With respect to management of cases, this study suggests that most patients presented in stages 3 and 4 of the disease and that most cases abandoned their chemotherapy mid‑way. The pattern of late presentation of cases in advanced stages of the disease was also noted by a previous study from this center[11] and appears to be a worldwide phenomenon.[13] Late presentation poses a surgical challenge and results in poor treatment outcome.[13] In fact, 14% of cases in this study were inoperable as at presentation. Peculiar factors associated with this pattern of presentation in our environment include ignorance and illiteracy which perpetuate poor health seeking behavior and a first recourse to alternative health practitioners and prayer houses before orthodox medical care.[7,9,10]
The trend of abandonment of chemotherapy may be due to financial incapacitation arising from expensive cost of care or due to frustration arising from lack of apparent clinical progress following suboptimal debulking surgery for advanced disease. The drugs used for chemotherapy could be expensive. Increased cost of care can also arise from longer hospital stays needed for advanced disease. Absence of any form of health insurance during the period of the study meant that patients paid at points of service. Unfortunately, most packages available in the recently introduced Nigeria National Health Insurance scheme do not cover cancer care.

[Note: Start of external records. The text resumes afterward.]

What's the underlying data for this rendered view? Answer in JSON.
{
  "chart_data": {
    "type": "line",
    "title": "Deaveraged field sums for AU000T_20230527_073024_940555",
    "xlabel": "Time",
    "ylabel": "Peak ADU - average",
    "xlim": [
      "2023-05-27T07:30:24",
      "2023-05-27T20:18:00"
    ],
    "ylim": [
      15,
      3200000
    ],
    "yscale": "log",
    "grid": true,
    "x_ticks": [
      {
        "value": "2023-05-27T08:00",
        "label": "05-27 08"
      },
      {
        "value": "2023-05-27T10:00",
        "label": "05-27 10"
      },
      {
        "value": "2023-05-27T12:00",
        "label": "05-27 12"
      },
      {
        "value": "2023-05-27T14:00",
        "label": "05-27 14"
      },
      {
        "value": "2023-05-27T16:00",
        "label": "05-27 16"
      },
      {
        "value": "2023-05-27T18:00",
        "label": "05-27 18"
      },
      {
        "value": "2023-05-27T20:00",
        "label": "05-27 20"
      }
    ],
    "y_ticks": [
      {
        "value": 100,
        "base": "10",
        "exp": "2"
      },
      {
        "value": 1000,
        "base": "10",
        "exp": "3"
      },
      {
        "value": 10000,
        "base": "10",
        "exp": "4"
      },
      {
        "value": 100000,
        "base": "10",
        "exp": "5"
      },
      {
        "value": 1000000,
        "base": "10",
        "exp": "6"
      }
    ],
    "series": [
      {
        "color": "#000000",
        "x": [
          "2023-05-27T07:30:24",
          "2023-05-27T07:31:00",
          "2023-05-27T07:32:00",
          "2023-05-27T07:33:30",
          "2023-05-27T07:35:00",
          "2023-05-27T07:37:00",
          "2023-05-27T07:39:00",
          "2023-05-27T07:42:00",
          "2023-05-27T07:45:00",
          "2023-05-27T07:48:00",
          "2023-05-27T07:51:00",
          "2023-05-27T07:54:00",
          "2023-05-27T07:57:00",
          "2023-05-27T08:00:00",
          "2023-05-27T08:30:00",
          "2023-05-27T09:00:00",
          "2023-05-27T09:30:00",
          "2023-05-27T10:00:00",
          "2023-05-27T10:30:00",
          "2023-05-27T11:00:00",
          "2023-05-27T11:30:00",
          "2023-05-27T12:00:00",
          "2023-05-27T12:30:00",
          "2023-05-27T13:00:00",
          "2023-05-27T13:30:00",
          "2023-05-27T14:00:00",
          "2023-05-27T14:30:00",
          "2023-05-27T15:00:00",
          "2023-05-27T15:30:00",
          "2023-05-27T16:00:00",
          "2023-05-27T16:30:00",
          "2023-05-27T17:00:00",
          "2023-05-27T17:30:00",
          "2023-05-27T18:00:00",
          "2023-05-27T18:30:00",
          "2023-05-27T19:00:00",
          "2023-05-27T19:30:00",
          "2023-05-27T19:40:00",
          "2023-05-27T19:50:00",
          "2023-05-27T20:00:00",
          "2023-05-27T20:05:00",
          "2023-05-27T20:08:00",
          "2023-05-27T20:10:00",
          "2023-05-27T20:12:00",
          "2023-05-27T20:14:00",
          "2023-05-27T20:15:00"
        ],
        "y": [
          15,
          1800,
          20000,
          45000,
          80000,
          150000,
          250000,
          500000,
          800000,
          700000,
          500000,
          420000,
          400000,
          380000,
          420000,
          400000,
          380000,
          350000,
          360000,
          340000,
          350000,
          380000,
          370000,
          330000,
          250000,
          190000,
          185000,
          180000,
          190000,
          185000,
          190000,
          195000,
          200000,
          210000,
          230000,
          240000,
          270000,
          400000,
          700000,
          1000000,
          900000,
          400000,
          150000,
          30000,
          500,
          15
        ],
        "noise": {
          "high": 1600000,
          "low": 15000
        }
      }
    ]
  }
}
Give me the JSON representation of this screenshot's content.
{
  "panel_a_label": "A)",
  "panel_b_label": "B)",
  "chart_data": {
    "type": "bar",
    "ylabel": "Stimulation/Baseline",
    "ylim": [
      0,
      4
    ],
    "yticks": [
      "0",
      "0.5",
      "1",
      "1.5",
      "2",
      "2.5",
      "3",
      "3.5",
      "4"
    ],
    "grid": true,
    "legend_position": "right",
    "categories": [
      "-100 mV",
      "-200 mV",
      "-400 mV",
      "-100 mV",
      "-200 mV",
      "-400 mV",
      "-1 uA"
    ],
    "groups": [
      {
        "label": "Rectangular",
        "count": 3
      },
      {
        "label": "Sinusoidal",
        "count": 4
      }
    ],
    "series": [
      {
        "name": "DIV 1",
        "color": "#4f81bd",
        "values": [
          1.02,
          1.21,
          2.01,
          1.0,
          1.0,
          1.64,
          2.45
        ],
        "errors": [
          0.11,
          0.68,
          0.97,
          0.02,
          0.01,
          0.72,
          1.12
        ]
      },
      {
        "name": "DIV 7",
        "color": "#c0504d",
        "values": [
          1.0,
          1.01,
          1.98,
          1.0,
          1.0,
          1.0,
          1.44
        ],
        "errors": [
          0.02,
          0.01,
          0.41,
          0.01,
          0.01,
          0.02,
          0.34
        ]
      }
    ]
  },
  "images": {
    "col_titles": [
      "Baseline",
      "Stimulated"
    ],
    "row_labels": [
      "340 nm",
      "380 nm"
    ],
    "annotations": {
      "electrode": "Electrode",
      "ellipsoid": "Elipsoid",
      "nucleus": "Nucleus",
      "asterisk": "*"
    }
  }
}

The main strength of this study is that it gives the most comprehensive picture of the current state of ovarian cancer incidence, pattern and management in this center and it could be a good basis for further studies on this disease in the South East zone of Nigeria. The major limitations of this study, however, include the small sample size and the non‑comparative retrospective design both of which limit the external validity of the findings. Given the rarity of ovarian cancer, a prospective design would have taken too long a time to accumulate this number of cases. Despite these limitations, we conclude that the study shows a low incidence of ovarian cancer and in comparison with previous reviews, it suggests an emerging pattern of increasing incidence and younger age of onset of epithelial ovarian cancer in this center. There is also a substantial involvement of parous woman in epithelial ovarian cancer among patients treated at this center. All these are contrary to established facts from previous studies.[4,12,15] Population‑based studies are required to determine the possible explanation for these observed trends in this environment. We recommend funding of cancer care by government to reduce cost and improve compliance with treatment as well as public health education to encourage early presentation for treatment.
Acknowledgements
We acknowledge the vital contributions of the admisitrative staff of the cancer registry, histopathology department, medical records department, Main theatre as well as the Mortuary Unit of the University of Nigeria Teaching hospital towards this study.